3 Strikes To My Pelvis
I saw Dr. Speedy Mohler the other day and in his 5 minutes of passing through my room he notified me of these bullet points which were said faster than I could hear at the time but I replayed it in my head and figured the list out later:
1. I will have to get a new hip in 30-50 years
2. I have "3 strikes to my pelvis" (see below)
3. I have some early osteoarthritis
4. I may need to consider some orthoscopic surgery to prevent the need for a new hip and to let me play volleyball
5. I am cancer-free and therefore discharged from his care
Yeah, 3 strikes to my pelvis. STRIKE 1: I played a lot of kicking sports when I was younger so I have some kind of impingement from extra bone growing or something (totally unrelated to the lymphoma), STRIKE 2: I had a big nasty tumor in my pelvis, STRIKE 3: I had radiation to my pelvis. Fortunately pelvisai do not work like baseball at-bats; apparently you get more than 3 strikes to your body parts before they strike-out and turn into garbage.
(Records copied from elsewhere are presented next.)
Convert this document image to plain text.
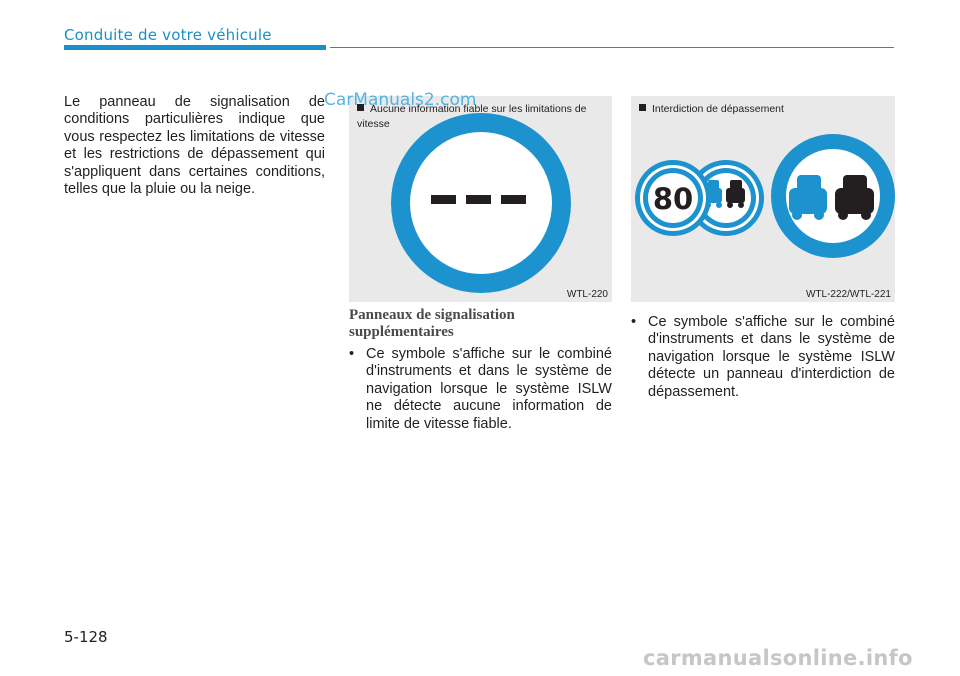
Conduite de votre véhicule
Le panneau de signalisation de conditions particulières indique que vous respectez les limitations de vitesse et les restrictions de dépassement qui s'appliquent dans certaines conditions, telles que la pluie ou la neige.
Aucune information fiable sur les limitations de vitesse
WTL-220
CarManuals2.com
80
Interdiction de dépassement
WTL-222/WTL-221
Panneaux de signalisation supplémentaires
• Ce symbole s'affiche sur le combiné d'instruments et dans le système de navigation lorsque le système ISLW ne détecte aucune information de limite de vitesse fiable.
• Ce symbole s'affiche sur le combiné d'instruments et dans le système de navigation lorsque le système ISLW détecte un panneau d'interdiction de dépassement.
5-128
carmanualsonline.info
They gave me a permanent handicapped parking placard, which is cool because it still hurts to walk and it tires me out. I have to park a ridiculous distance from the hospital for work if I don't have the handicap placard. So, I act like an old man now. I have a handicapped parking placard, I grunt and groan when I sit or stand up, I can't run, and I have trouble bending over.
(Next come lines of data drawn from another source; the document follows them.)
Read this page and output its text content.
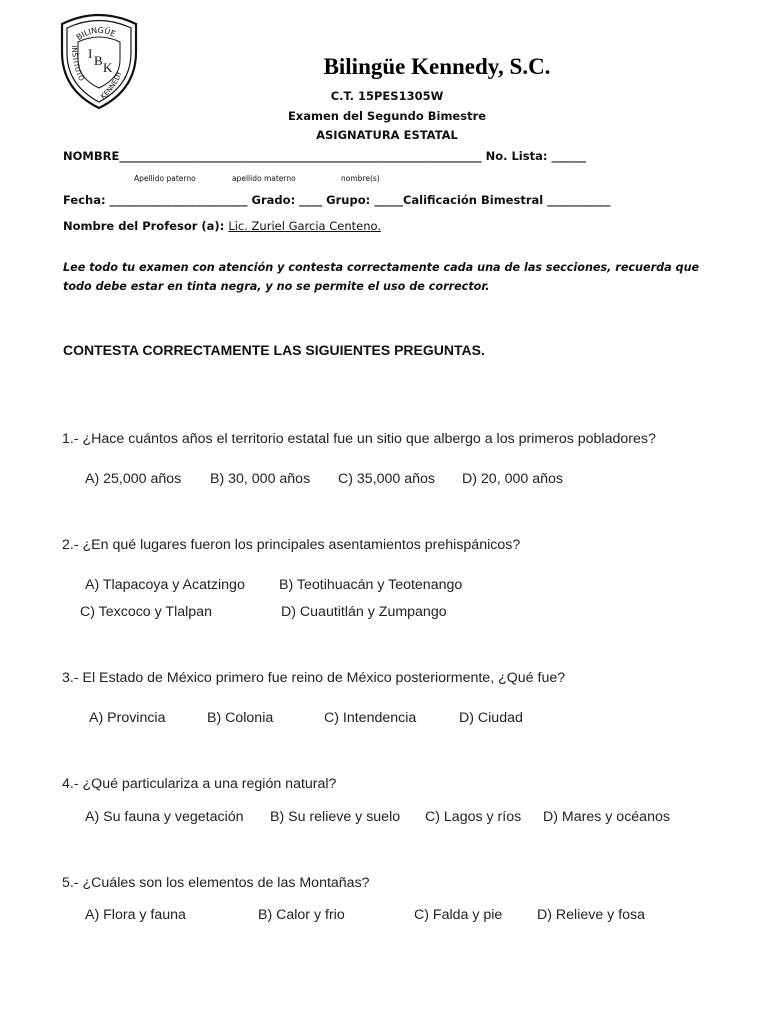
BILINGÜE
INSTITUTO
KENNEDY
I B K	Bilingüe Kennedy, S.C.
C.T. 15PES1305W
Examen del Segundo Bimestre
ASIGNATURA ESTATAL
NOMBRE_______________________________________________________________ No. Lista: ______
Apellido paterno	apellido materno	nombre(s)
Fecha: ________________________ Grado: ____ Grupo: _____Calificación Bimestral ___________
Nombre del Profesor (a): Lic. Zuriel Garcia Centeno.
Lee todo tu examen con atención y contesta correctamente cada una de las secciones, recuerda que todo debe estar en tinta negra, y no se permite el uso de corrector.
CONTESTA CORRECTAMENTE LAS SIGUIENTES PREGUNTAS.
1.- ¿Hace cuántos años el territorio estatal fue un sitio que albergo a los primeros pobladores?
A) 25,000 años B) 30, 000 años C) 35,000 años D) 20, 000 años
2.- ¿En qué lugares fueron los principales asentamientos prehispánicos?
A) Tlapacoya y Acatzingo B) Teotihuacán y Teotenango
C) Texcoco y Tlalpan	D) Cuautitlán y Zumpango
3.- El Estado de México primero fue reino de México posteriormente, ¿Qué fue?
A) Provincia	B) Colonia	C) Intendencia	D) Ciudad
4.- ¿Qué particulariza a una región natural?
A) Su fauna y vegetación B) Su relieve y suelo C) Lagos y ríos D) Mares y océanos
5.- ¿Cuáles son los elementos de las Montañas?
A) Flora y fauna	B) Calor y frio	C) Falda y pie D) Relieve y fosa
Next Tuesday I meet with Dr. King (sports medicine) to talk about rehabing/operating on my hip. Wednesday is my 6 month PET scan to be sure my body is clear of lymphoma.

5 Comments:
Doh, that stinks. I thought you and I were going to own up in some grass vball this summer :P
Matt
10:59 PM
haha i can see where the handicap placard could come in handy :)
see you on sunday!!!
4:02 PM
i'm glad you explained that stuff to me in person today so i could ask questions cuz you know me i'm such a CURIOUS, THOUGHTFUL, BRIGHT STAR of the FUTURE kinda person. (maybe you could use that in your letter? i'm trying to help you here, j-dawg, its corny but who knows).
i have complete confidence in your hip and your positive, not negative-nancy mind. by the way, a certain person who's name starts with a b is 19. so nope, not for you. my bad, i thought she was like 22.
FEEL BETTER!!!!! and thank you for laughing at my hit.
10:55 PM
That is why you have your Boy Friday!
11:05 PM
WOW! This reminds me of the Dave Ramsey Radio Show where people call in and yell "I'm debt free" while cutting up their old credit cards or running over them with a lawnmower. Isn't there some radio program where you could call in and should "I'm Cancer Free!" while taking a blow torch to your wheel chair or strapping it to a wooden raft and pushing it out to sea? You could start a celebration ritual for others who have come as far as you have in your recovery.
Thank you God for watching over Jason! Amen.